Pouilly-Fumé, Loire, France
Touched by genius, legend and tragedy
Didier Dagueneau’s premature death in 2008, aged just 52, left an irreplaceable void in the wine world and consolidated his legend status. His son Louis-Benjamin has since taken up the mission of preserving his father’s legacy and carrying on producing some of the world’s most unique expressions of Sauvignon Blanc.
Location: Pouilly-Fumé, Loire, France
Viticultural standards: Biodynamic (non-certified)

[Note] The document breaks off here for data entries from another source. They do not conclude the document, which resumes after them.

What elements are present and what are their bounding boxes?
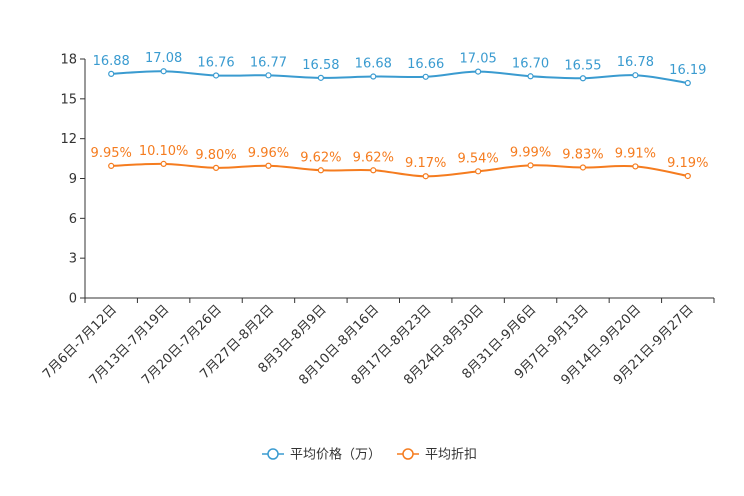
data-label: 16.66 (407, 57, 444, 72)
legend-marker (267, 448, 279, 460)
data-label: 9.91% (615, 146, 656, 161)
series-line-1 (111, 70, 688, 85)
data-point (108, 70, 115, 77)
y-tick-label: 0 (69, 292, 77, 307)
legend-label-1: 平均价格（万） (290, 447, 381, 463)
data-label: 16.70 (512, 56, 549, 71)
data-point (317, 167, 324, 174)
data-point (579, 75, 587, 82)
data-point (160, 68, 167, 75)
data-point (160, 160, 167, 167)
data-label: 9.80% (195, 148, 236, 163)
data-label: 17.08 (145, 51, 182, 66)
y-tick-label: 3 (69, 252, 77, 267)
data-label: 9.99% (510, 145, 551, 160)
data-point (475, 68, 482, 75)
data-point (527, 162, 534, 169)
data-label: 9.95% (91, 146, 132, 161)
legend-label-2: 平均折扣 (425, 448, 477, 463)
data-point (475, 168, 482, 175)
data-point (370, 73, 377, 80)
data-label: 16.76 (197, 55, 234, 70)
data-point (265, 72, 272, 79)
data-point (212, 164, 220, 171)
data-point (265, 162, 272, 169)
data-label: 9.54% (457, 151, 498, 166)
data-label: 9.19% (667, 156, 708, 171)
data-label: 16.78 (617, 55, 654, 70)
data-point (527, 73, 534, 80)
data-point (108, 162, 115, 169)
data-label: 16.77 (250, 55, 287, 70)
data-label: 9.83% (562, 147, 603, 162)
data-point (370, 167, 377, 174)
data-point (579, 164, 587, 171)
data-label: 9.96% (248, 146, 289, 161)
data-label: 16.68 (355, 57, 392, 72)
data-label: 17.05 (460, 52, 497, 67)
data-point (684, 79, 691, 87)
legend-marker (402, 448, 414, 460)
data-point (422, 173, 429, 180)
y-tick-label: 18 (60, 53, 77, 68)
data-label: 16.58 (302, 58, 339, 73)
series-line-2 (111, 162, 688, 178)
data-point (422, 73, 429, 80)
data-point (212, 72, 220, 79)
y-tick-label: 15 (60, 92, 77, 107)
data-point (632, 72, 639, 79)
data-point (317, 74, 324, 81)
data-label: 10.10% (139, 144, 189, 159)
data-point (632, 163, 639, 170)
y-tick-label: 9 (69, 172, 77, 187)
y-tick-label: 6 (69, 212, 77, 227)
data-label: 16.55 (564, 58, 601, 73)
data-label: 9.62% (300, 150, 341, 165)
y-tick-label: 12 (60, 132, 77, 147)
data-label: 16.88 (93, 54, 130, 69)
data-label: 9.17% (405, 156, 446, 171)
data-point (684, 172, 691, 180)
data-label: 9.62% (353, 150, 394, 165)
data-label: 16.19 (669, 63, 706, 78)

Interesting fact: A man of restless mind and endless creativity, Didier Dagueneau never rested on his laurels and always sought new challenges. In 2000 he acquired land in Sancerre – nowhere else than on the legendary “Monts Damnés” – and in 2002 he ventured beyond the Loire, to Jurançon.

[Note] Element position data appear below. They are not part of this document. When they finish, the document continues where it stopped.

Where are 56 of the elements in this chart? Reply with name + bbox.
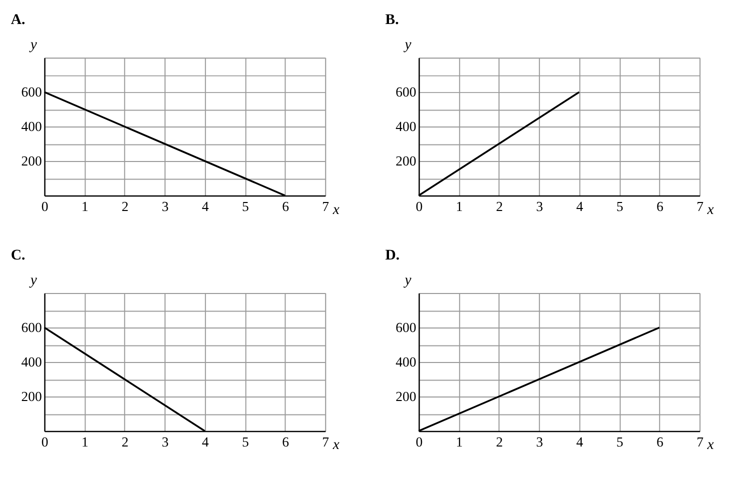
x-tick-label: 2 xyxy=(496,434,503,450)
x-tick-label: 2 xyxy=(122,198,129,214)
y-axis-title: y xyxy=(28,37,38,54)
x-tick-label: 6 xyxy=(656,434,664,450)
x-tick-label: 4 xyxy=(202,434,209,450)
x-axis-title: x xyxy=(332,202,340,218)
x-tick-label: 0 xyxy=(41,434,48,450)
x-axis-title: x xyxy=(706,202,714,218)
x-tick-label: 1 xyxy=(81,198,88,214)
x-axis-title: x xyxy=(332,437,340,454)
x-tick-label: 5 xyxy=(242,198,249,214)
y-tick-label: 600 xyxy=(396,84,416,100)
chart-title: B. xyxy=(385,12,400,28)
y-axis-title: y xyxy=(402,37,412,54)
y-tick-label: 400 xyxy=(21,354,42,370)
y-tick-label: 200 xyxy=(396,388,416,404)
x-tick-label: 3 xyxy=(162,434,169,450)
x-tick-label: 5 xyxy=(242,434,249,450)
x-tick-label: 1 xyxy=(456,434,463,450)
chart-title: D. xyxy=(385,248,400,264)
y-axis-title: y xyxy=(28,272,38,289)
x-tick-label: 5 xyxy=(616,198,624,214)
x-tick-label: 6 xyxy=(656,198,664,214)
x-tick-label: 3 xyxy=(536,434,544,450)
y-tick-label: 200 xyxy=(21,388,42,404)
y-tick-label: 600 xyxy=(21,84,42,100)
y-axis-title: y xyxy=(402,272,412,289)
x-tick-label: 0 xyxy=(416,434,423,450)
y-tick-label: 600 xyxy=(396,320,416,335)
x-tick-label: 1 xyxy=(81,434,88,450)
y-tick-label: 400 xyxy=(396,354,416,370)
y-tick-label: 200 xyxy=(396,153,416,168)
x-axis-title: x xyxy=(706,437,714,454)
y-tick-label: 400 xyxy=(21,118,42,134)
x-tick-label: 6 xyxy=(282,434,290,450)
y-tick-label: 200 xyxy=(21,153,42,168)
y-tick-label: 400 xyxy=(396,118,416,134)
x-tick-label: 1 xyxy=(456,198,463,214)
x-tick-label: 2 xyxy=(122,434,129,450)
x-tick-label: 7 xyxy=(322,434,330,450)
x-tick-label: 4 xyxy=(202,198,209,214)
x-tick-label: 5 xyxy=(616,434,624,450)
x-tick-label: 7 xyxy=(696,198,704,214)
x-tick-label: 7 xyxy=(696,434,704,450)
chart-title: A. xyxy=(10,12,26,28)
x-tick-label: 4 xyxy=(576,198,584,214)
x-tick-label: 0 xyxy=(416,198,423,214)
x-tick-label: 4 xyxy=(576,434,584,450)
chart-title: C. xyxy=(10,248,26,264)
x-tick-label: 2 xyxy=(496,198,503,214)
y-tick-label: 600 xyxy=(21,320,42,335)
x-tick-label: 3 xyxy=(536,198,544,214)
x-tick-label: 0 xyxy=(41,198,48,214)
x-tick-label: 3 xyxy=(162,198,169,214)
x-tick-label: 7 xyxy=(322,198,330,214)
x-tick-label: 6 xyxy=(282,198,290,214)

It was to tend to his vineyards in the southwest that he would usually take his ultralight plane out… another, albeit fateful, passion.
Didier Dagueneau wines
Being the quintessential enfant terrible that he was, Didier Dagueneau was born to a winemaking family in 1956 but decided to break away and become a motorcycle sidecar race driver. He raced competitively in the international circuit between 1978 and 1982, after which he returned to his home village. But instead of taking his turn as the family’s fourth generation winemaker he, as expected, decided to blaze his own trail. He set up his own estate in Pouilly-Fumé, inspired by the great masters of other regions and by the legacy of his grandfather – Louis Dagueneau – with a primary focus on terroir.
He acquired his first parcel, 1.2 hectares of En Chailloux, and began to vinify under his own label in the 1982 vintage. In 1985, he added the now famous (and infamous!) Silex to his range. Pur Sang followed, in 1988.These are now some of the most sought-after wines of wine lovers and collectors.
His single-vineyard approach and his quest to make age-worthy wines was nothing short of revolutionary in the region. As was his fastidious dedication to his vineyards, his continuous quest for perfection and his relentless self-criticism.
With one full time worker for each hectare of vineyard, yields 50-75% lower than those of his neighbours, and soils ploughed without machinery to avoid disturbing the root system, he never cut corners in order to achieve excellence. In the vineyard as in the cellar, where he worked scrupulously without sulphites, relying on natural fermentation only and using barrels made especially for him, with the level of toast defined by himself in close contact with the coopers.
Always adventurous and restless, he died, tragically and prematurely, when an ultralight plane he was travelling in crashed near Cognac. The wine world stopped, in shock, with tributes pouring in from all corners of the world. His obituary in The New York Times, written by Eric Asimov was particularly insightful and moving.
He was survived by his wife and four children. The two eldest, Louis-Benjamin and Charlotte (pictured above), both work at the domaine. Louis-Benjamin has taken up the mission of filling his father’s enormous shoes as winemaker. So far, the wines made under his guidance seem to live up to the Dagueneau legend. (Many critics and journalists even murmur that he might one day surpass the level achieved by his father!)